For some unfathomable reason, we followed this line of questioning right through to the bitter end. “Old age?” he asked. “What do you lose?” I tried again: “You lose your future?” I thought about my grandmother telling me at 93 that she knew what was coming for her. The teacher put one hand on his hip, cocked his head to one side. "O-kaaay?” he said, rhetoricaly.  I knew what was coming next. “What else?” he asked in a perky voice as he spun round to the other side of the room, the side where the good people hopefully sat. “You lose your vitality and your ability to recover quickly from injury and your strength!” said a lawyer in his early 60s who had just been divorced and had mostly been silent up to this point in the class. “Good! Strength!” said the teacher.

There are a lot of wrong answers in foster parent class. You don’t get any points for originality. It’s a lot about compliance with requirements. I appreciate that. There’s a lot of paperwork involved in shepherding a kid through the system and most of it is designed to protect the kid, or at least to document whose fault it is when the system fails to protect them. After class, the would-be foster parents gathered furtively in the parking lot. “Let’s each get kids, then all get together for foster family poker!” one suggested. “We have a swimming pool – I think a kid would like that?” another mused. There was hope and anxiety and an edge of hysteria in our voices that probably had to do with having been sprung from six hours of tedium on a sunny spring day.
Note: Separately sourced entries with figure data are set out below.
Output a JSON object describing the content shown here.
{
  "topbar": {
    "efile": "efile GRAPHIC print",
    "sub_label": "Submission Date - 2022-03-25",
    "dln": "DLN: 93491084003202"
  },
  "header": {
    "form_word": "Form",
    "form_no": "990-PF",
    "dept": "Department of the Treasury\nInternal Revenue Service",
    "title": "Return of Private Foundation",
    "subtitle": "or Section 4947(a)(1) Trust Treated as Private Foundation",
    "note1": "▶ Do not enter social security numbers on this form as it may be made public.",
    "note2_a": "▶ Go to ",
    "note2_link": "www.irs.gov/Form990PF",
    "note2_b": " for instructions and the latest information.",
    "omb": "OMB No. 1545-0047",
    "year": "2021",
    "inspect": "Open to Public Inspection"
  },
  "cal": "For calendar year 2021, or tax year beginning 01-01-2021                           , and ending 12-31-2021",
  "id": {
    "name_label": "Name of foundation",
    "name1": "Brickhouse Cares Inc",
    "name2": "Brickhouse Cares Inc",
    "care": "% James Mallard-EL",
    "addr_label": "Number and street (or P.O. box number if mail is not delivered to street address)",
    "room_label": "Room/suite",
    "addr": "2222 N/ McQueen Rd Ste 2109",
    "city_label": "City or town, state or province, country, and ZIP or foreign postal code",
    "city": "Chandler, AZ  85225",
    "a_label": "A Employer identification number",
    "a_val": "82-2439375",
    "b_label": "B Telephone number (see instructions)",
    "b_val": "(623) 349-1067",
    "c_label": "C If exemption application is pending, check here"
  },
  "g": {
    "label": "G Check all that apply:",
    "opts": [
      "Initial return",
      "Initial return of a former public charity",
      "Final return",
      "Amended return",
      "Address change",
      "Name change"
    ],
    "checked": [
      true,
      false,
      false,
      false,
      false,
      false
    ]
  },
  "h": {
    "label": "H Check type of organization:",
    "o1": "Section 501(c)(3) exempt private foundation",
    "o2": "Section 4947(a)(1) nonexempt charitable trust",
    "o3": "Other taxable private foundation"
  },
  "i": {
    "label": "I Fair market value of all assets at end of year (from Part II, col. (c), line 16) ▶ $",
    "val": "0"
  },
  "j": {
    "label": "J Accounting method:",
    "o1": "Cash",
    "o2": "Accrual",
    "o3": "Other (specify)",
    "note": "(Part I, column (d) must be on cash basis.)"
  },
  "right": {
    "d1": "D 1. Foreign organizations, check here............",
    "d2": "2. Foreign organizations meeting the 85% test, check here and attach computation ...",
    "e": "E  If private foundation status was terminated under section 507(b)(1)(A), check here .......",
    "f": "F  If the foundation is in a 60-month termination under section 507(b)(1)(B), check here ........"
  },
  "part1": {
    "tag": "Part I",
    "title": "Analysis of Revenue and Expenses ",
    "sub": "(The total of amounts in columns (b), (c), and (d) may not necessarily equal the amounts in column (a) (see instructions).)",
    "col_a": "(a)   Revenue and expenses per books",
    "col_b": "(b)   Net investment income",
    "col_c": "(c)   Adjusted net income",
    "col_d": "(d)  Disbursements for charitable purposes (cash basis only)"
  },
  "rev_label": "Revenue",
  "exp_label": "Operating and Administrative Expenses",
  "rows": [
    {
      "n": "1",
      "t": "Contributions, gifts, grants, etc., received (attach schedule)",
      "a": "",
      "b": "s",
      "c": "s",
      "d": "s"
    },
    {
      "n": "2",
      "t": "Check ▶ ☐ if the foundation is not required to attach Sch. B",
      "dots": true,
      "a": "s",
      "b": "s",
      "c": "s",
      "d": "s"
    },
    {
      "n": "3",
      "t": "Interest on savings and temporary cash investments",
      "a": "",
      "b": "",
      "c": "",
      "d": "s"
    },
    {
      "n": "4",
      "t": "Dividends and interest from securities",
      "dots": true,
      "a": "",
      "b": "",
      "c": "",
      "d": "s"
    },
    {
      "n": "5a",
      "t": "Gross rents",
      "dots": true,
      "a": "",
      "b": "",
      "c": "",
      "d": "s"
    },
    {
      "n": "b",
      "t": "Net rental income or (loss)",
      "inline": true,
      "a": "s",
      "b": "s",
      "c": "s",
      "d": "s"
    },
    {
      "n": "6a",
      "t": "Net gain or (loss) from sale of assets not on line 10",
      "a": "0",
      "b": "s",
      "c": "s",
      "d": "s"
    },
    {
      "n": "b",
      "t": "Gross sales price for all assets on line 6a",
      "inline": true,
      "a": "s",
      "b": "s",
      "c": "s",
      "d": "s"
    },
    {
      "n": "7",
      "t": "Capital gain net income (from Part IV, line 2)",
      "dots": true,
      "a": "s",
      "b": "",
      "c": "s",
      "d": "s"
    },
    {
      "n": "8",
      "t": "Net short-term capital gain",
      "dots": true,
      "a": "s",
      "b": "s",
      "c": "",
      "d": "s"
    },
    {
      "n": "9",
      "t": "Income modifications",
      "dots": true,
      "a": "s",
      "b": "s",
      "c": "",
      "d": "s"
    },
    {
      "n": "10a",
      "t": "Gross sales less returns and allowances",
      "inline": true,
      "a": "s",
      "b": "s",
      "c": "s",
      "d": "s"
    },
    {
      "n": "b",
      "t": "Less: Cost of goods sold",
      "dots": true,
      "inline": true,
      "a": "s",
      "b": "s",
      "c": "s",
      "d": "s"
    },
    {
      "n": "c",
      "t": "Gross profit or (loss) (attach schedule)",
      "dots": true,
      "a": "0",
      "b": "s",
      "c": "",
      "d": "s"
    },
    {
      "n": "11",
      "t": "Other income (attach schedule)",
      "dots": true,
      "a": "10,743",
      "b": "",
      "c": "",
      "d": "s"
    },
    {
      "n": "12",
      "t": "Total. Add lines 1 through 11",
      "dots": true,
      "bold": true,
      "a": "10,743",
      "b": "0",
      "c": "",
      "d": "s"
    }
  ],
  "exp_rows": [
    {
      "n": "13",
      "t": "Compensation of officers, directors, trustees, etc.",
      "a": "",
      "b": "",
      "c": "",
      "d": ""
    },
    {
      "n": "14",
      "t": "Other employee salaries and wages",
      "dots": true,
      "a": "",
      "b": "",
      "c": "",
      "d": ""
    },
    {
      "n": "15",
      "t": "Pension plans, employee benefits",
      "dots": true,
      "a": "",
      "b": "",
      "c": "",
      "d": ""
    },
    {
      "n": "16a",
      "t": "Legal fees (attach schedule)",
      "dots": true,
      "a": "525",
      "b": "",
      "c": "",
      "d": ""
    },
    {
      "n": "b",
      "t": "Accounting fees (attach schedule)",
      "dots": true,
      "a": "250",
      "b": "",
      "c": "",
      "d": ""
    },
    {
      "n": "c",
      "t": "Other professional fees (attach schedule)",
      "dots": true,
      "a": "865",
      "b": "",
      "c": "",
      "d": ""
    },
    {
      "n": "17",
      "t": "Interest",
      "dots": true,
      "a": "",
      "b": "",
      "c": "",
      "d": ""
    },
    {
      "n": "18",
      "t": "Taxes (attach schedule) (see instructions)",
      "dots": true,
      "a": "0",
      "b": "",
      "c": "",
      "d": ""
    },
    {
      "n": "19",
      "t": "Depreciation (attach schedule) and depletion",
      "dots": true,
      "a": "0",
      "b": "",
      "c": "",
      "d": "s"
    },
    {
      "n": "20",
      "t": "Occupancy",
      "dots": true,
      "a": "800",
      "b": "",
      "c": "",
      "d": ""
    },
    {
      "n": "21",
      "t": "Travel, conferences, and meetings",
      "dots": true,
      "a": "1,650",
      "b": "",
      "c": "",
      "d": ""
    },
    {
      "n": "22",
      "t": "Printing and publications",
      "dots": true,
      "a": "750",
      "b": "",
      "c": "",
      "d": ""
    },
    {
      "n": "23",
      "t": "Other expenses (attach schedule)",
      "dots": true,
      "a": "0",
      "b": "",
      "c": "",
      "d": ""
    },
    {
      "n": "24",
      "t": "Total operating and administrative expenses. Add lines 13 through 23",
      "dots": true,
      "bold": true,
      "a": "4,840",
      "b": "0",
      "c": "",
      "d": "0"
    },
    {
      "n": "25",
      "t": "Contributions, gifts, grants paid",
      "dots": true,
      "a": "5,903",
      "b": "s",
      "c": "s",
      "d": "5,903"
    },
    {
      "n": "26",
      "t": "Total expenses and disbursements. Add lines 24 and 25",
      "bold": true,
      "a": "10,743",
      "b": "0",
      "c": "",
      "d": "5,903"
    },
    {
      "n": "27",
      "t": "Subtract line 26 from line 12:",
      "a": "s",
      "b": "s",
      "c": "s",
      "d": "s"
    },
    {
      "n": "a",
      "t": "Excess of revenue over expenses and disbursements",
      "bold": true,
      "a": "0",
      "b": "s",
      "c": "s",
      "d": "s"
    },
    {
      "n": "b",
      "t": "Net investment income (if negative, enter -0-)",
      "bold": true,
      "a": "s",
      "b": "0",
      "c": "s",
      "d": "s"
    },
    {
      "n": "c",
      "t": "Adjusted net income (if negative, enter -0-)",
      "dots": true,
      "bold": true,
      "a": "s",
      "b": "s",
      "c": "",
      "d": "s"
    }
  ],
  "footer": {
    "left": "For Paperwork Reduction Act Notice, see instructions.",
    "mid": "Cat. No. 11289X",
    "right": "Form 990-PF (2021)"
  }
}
I hope we do it. I hope we watch our post-institutional kids swim in that pool in Santa Monica, or keep them up past their documented bedtime playing foster family poker. I hope that despite the nagging feeling that nothing we do is enough to make up for the past for these kids, we remember that something is mostly better than nothing. And I hope I never ask a kid a question and when they offer up an answer, pause and say “What else?”